Biomarkers: Bridging Pediatric and Adult Therapeutics (R21)—upcoming deadline
Deadline: June 16, 2019
Amount: The combined budget for direct costs for the two-year project period may not exceed $275,000. No more than $200,000 may be requested in any single year.
This Funding Opportunity Announcement (FOA) encourages grant applications that propose adapting adult biomarkers to children. This would include the application and validation of biomarkers developed in adults to pediatric diagnosis, prognosis, and estimation of disease progression, toxicity and response to therapy. Projects supported by this FOA will include those biomarkers that correlate with a clinical observation, have been extensively studied in adults, and for which there is solid evidence that they have pediatric applications. Discovery of new biomarkers for use in new drug development or in preclinical studies is also part of this FOA.

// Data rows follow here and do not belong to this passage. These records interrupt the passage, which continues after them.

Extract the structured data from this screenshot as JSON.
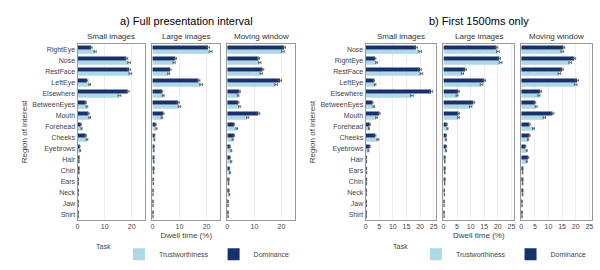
{
  "chart_data": [
    {
      "type": "bar",
      "orientation": "horizontal",
      "title": "Small images",
      "ylabel": "Region of interest",
      "categories": [
        "RightEye",
        "Nose",
        "RestFace",
        "LeftEye",
        "Elsewhere",
        "BetweenEyes",
        "Mouth",
        "Forehead",
        "Cheeks",
        "Eyebrows",
        "Hair",
        "Chin",
        "Ears",
        "Neck",
        "Jaw",
        "Shirt"
      ],
      "series": [
        {
          "name": "Trustworthiness",
          "color": "#add8e6",
          "values": [
            6.5,
            19.0,
            19.5,
            4.5,
            15.5,
            3.5,
            4.5,
            1.5,
            3.5,
            1.0,
            0.5,
            0.5,
            0.3,
            0.2,
            0.2,
            0.2
          ],
          "errors": [
            0.4,
            0.5,
            0.5,
            0.3,
            0.5,
            0.3,
            0.3,
            0.2,
            0.3,
            0.15,
            0.1,
            0.1,
            0.08,
            0.05,
            0.05,
            0.05
          ]
        },
        {
          "name": "Dominance",
          "color": "#19316b",
          "values": [
            5.0,
            18.0,
            19.0,
            3.5,
            18.5,
            3.0,
            4.0,
            1.2,
            3.0,
            0.8,
            0.4,
            0.4,
            0.3,
            0.2,
            0.2,
            0.2
          ],
          "errors": [
            0.35,
            0.5,
            0.5,
            0.3,
            0.5,
            0.25,
            0.3,
            0.2,
            0.28,
            0.12,
            0.1,
            0.1,
            0.08,
            0.05,
            0.05,
            0.05
          ]
        }
      ],
      "xlim": [
        0,
        25
      ],
      "xticks": [
        0,
        10,
        20
      ],
      "grid": true
    },
    {
      "type": "bar",
      "orientation": "horizontal",
      "title": "Large images",
      "xlabel": "Dwell time (%)",
      "annotations": [
        {
          "text": "a) Full presentation interval"
        }
      ],
      "tick_labels": "x",
      "categories": [
        "RightEye",
        "Nose",
        "RestFace",
        "LeftEye",
        "Elsewhere",
        "BetweenEyes",
        "Mouth",
        "Forehead",
        "Cheeks",
        "Eyebrows",
        "Hair",
        "Chin",
        "Ears",
        "Neck",
        "Jaw",
        "Shirt"
      ],
      "series": [
        {
          "name": "Trustworthiness",
          "color": "#add8e6",
          "values": [
            21.5,
            8.0,
            6.0,
            18.0,
            4.0,
            10.0,
            3.5,
            1.5,
            0.8,
            0.5,
            0.5,
            0.4,
            0.3,
            0.2,
            0.2,
            0.2
          ],
          "errors": [
            0.5,
            0.4,
            0.35,
            0.5,
            0.3,
            0.45,
            0.3,
            0.2,
            0.12,
            0.1,
            0.1,
            0.1,
            0.08,
            0.05,
            0.05,
            0.05
          ]
        },
        {
          "name": "Dominance",
          "color": "#19316b",
          "values": [
            20.5,
            8.5,
            6.5,
            17.0,
            3.5,
            9.5,
            4.0,
            1.2,
            0.8,
            0.5,
            0.4,
            0.4,
            0.3,
            0.2,
            0.2,
            0.2
          ],
          "errors": [
            0.5,
            0.4,
            0.35,
            0.5,
            0.28,
            0.42,
            0.3,
            0.18,
            0.12,
            0.1,
            0.1,
            0.1,
            0.08,
            0.05,
            0.05,
            0.05
          ]
        }
      ],
      "xlim": [
        0,
        25
      ],
      "xticks": [
        0,
        10,
        20
      ],
      "grid": true
    },
    {
      "type": "bar",
      "orientation": "horizontal",
      "title": "Moving window",
      "tick_labels": "x",
      "legend": "lower right",
      "legend_title": "Task",
      "categories": [
        "RightEye",
        "Nose",
        "RestFace",
        "LeftEye",
        "Elsewhere",
        "BetweenEyes",
        "Mouth",
        "Forehead",
        "Cheeks",
        "Eyebrows",
        "Hair",
        "Chin",
        "Ears",
        "Neck",
        "Jaw",
        "Shirt"
      ],
      "series": [
        {
          "name": "Trustworthiness",
          "color": "#add8e6",
          "values": [
            20.5,
            12.0,
            12.5,
            18.0,
            4.0,
            4.5,
            7.5,
            3.5,
            2.0,
            1.5,
            1.5,
            1.0,
            0.5,
            0.8,
            0.3,
            0.3
          ],
          "errors": [
            0.5,
            0.45,
            0.45,
            0.5,
            0.3,
            0.32,
            0.4,
            0.28,
            0.2,
            0.18,
            0.18,
            0.15,
            0.1,
            0.12,
            0.07,
            0.07
          ]
        },
        {
          "name": "Dominance",
          "color": "#19316b",
          "values": [
            21.0,
            11.5,
            13.0,
            19.5,
            4.5,
            4.0,
            11.5,
            2.5,
            2.5,
            1.0,
            1.0,
            0.8,
            0.5,
            0.5,
            0.3,
            0.3
          ],
          "errors": [
            0.5,
            0.45,
            0.45,
            0.5,
            0.32,
            0.3,
            0.5,
            0.22,
            0.22,
            0.15,
            0.15,
            0.12,
            0.1,
            0.1,
            0.07,
            0.07
          ]
        }
      ],
      "xlim": [
        0,
        25
      ],
      "xticks": [
        0,
        10,
        20
      ],
      "grid": true
    },
    {
      "type": "bar",
      "orientation": "horizontal",
      "title": "Small images",
      "ylabel": "Region of interest",
      "categories": [
        "Nose",
        "RightEye",
        "RestFace",
        "LeftEye",
        "Elsewhere",
        "BetweenEyes",
        "Mouth",
        "Forehead",
        "Cheeks",
        "Eyebrows",
        "Hair",
        "Ears",
        "Chin",
        "Neck",
        "Jaw",
        "Shirt"
      ],
      "series": [
        {
          "name": "Trustworthiness",
          "color": "#add8e6",
          "values": [
            20.0,
            4.0,
            20.5,
            3.5,
            17.0,
            3.0,
            4.0,
            1.2,
            4.5,
            1.0,
            0.3,
            0.3,
            0.3,
            0.2,
            0.2,
            0.2
          ],
          "errors": [
            0.5,
            0.3,
            0.5,
            0.28,
            0.5,
            0.25,
            0.3,
            0.18,
            0.32,
            0.15,
            0.08,
            0.08,
            0.08,
            0.05,
            0.05,
            0.05
          ]
        },
        {
          "name": "Dominance",
          "color": "#19316b",
          "values": [
            18.5,
            3.5,
            20.0,
            3.0,
            24.0,
            2.5,
            5.0,
            1.5,
            3.5,
            1.5,
            0.3,
            0.3,
            0.3,
            0.2,
            0.2,
            0.2
          ],
          "errors": [
            0.5,
            0.28,
            0.5,
            0.25,
            0.55,
            0.22,
            0.32,
            0.2,
            0.28,
            0.18,
            0.08,
            0.08,
            0.08,
            0.05,
            0.05,
            0.05
          ]
        }
      ],
      "xlim": [
        0,
        26
      ],
      "xticks": [
        0,
        5,
        10,
        15,
        20,
        25
      ],
      "grid": true
    },
    {
      "type": "bar",
      "orientation": "horizontal",
      "title": "Large images",
      "xlabel": "Dwell time (%)",
      "annotations": [
        {
          "text": "b) First 1500ms only"
        }
      ],
      "tick_labels": "x",
      "categories": [
        "Nose",
        "RightEye",
        "RestFace",
        "LeftEye",
        "Elsewhere",
        "BetweenEyes",
        "Mouth",
        "Forehead",
        "Cheeks",
        "Eyebrows",
        "Hair",
        "Ears",
        "Chin",
        "Neck",
        "Jaw",
        "Shirt"
      ],
      "series": [
        {
          "name": "Trustworthiness",
          "color": "#add8e6",
          "values": [
            20.0,
            21.0,
            7.0,
            14.0,
            5.0,
            10.0,
            5.5,
            1.5,
            1.0,
            1.0,
            0.5,
            0.5,
            0.4,
            0.3,
            0.2,
            0.2
          ],
          "errors": [
            0.5,
            0.5,
            0.4,
            0.48,
            0.35,
            0.45,
            0.35,
            0.2,
            0.15,
            0.15,
            0.1,
            0.1,
            0.09,
            0.07,
            0.05,
            0.05
          ]
        },
        {
          "name": "Dominance",
          "color": "#19316b",
          "values": [
            19.5,
            20.5,
            8.0,
            15.0,
            5.5,
            11.0,
            5.5,
            1.2,
            1.0,
            1.0,
            0.5,
            0.5,
            0.4,
            0.3,
            0.2,
            0.2
          ],
          "errors": [
            0.5,
            0.5,
            0.4,
            0.48,
            0.35,
            0.48,
            0.35,
            0.18,
            0.15,
            0.15,
            0.1,
            0.1,
            0.09,
            0.07,
            0.05,
            0.05
          ]
        }
      ],
      "xlim": [
        0,
        26
      ],
      "xticks": [
        0,
        5,
        10,
        15,
        20,
        25
      ],
      "grid": true
    },
    {
      "type": "bar",
      "orientation": "horizontal",
      "title": "Moving window",
      "tick_labels": "x",
      "legend": "lower right",
      "legend_title": "Task",
      "categories": [
        "Nose",
        "RightEye",
        "RestFace",
        "LeftEye",
        "Elsewhere",
        "BetweenEyes",
        "Mouth",
        "Forehead",
        "Cheeks",
        "Eyebrows",
        "Hair",
        "Ears",
        "Chin",
        "Neck",
        "Jaw",
        "Shirt"
      ],
      "series": [
        {
          "name": "Trustworthiness",
          "color": "#add8e6",
          "values": [
            15.0,
            18.0,
            14.0,
            20.0,
            6.5,
            5.5,
            8.5,
            4.5,
            2.5,
            2.0,
            2.0,
            0.5,
            0.5,
            0.5,
            0.3,
            0.3
          ],
          "errors": [
            0.45,
            0.5,
            0.45,
            0.5,
            0.38,
            0.35,
            0.42,
            0.32,
            0.22,
            0.2,
            0.2,
            0.1,
            0.1,
            0.1,
            0.07,
            0.07
          ]
        },
        {
          "name": "Dominance",
          "color": "#19316b",
          "values": [
            15.5,
            19.5,
            15.0,
            20.5,
            7.0,
            5.0,
            11.5,
            3.0,
            3.0,
            1.5,
            2.5,
            0.5,
            0.5,
            0.5,
            0.3,
            0.3
          ],
          "errors": [
            0.45,
            0.5,
            0.45,
            0.5,
            0.4,
            0.32,
            0.5,
            0.25,
            0.25,
            0.18,
            0.22,
            0.1,
            0.1,
            0.1,
            0.07,
            0.07
          ]
        }
      ],
      "xlim": [
        0,
        26
      ],
      "xticks": [
        0,
        5,
        10,
        15,
        20,
        25
      ],
      "grid": true
    }
  ]
}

- A biomarker has been defined as a characteristic that is objectively measured and evaluated as indicator of normal biologic processes, pathogenic processes, or pharmacologic responses to therapeutic interventions (Biomarkers Definitions Working Group, NIH (Clin. Pharmacol. Ther. 2001, 69:89-95).
- This FOA will foster collaboration between pediatric and adult medicine investigators in related disciplines
- The proposed research may use animal models in support of pediatric studies, stored clinical samples or new clinical testing.
- The use of multi-disciplinary teams is strongly encouraged in order to test the use, in pediatrics, of adult biomarkers and bring new ideas, expertise and methodologies.
- The studies proposed in response to this FOA may require the resources of a clinical trial. Some applicants may be investigators of a parent clinical trial(s) whose data and/or materials and/or subjects they propose to use. PDs/PIs who are not parent study investigators should work together with the parent study investigators in developing their applications.
- Applicants can propose planning activities and pilot studies for validation of biomarkers that have shown early promise for use in pediatrics, with the goal that these biomarkers could be tested in larger clinical trials. They may also propose ancillary studies to ongoing or completed clinical trials.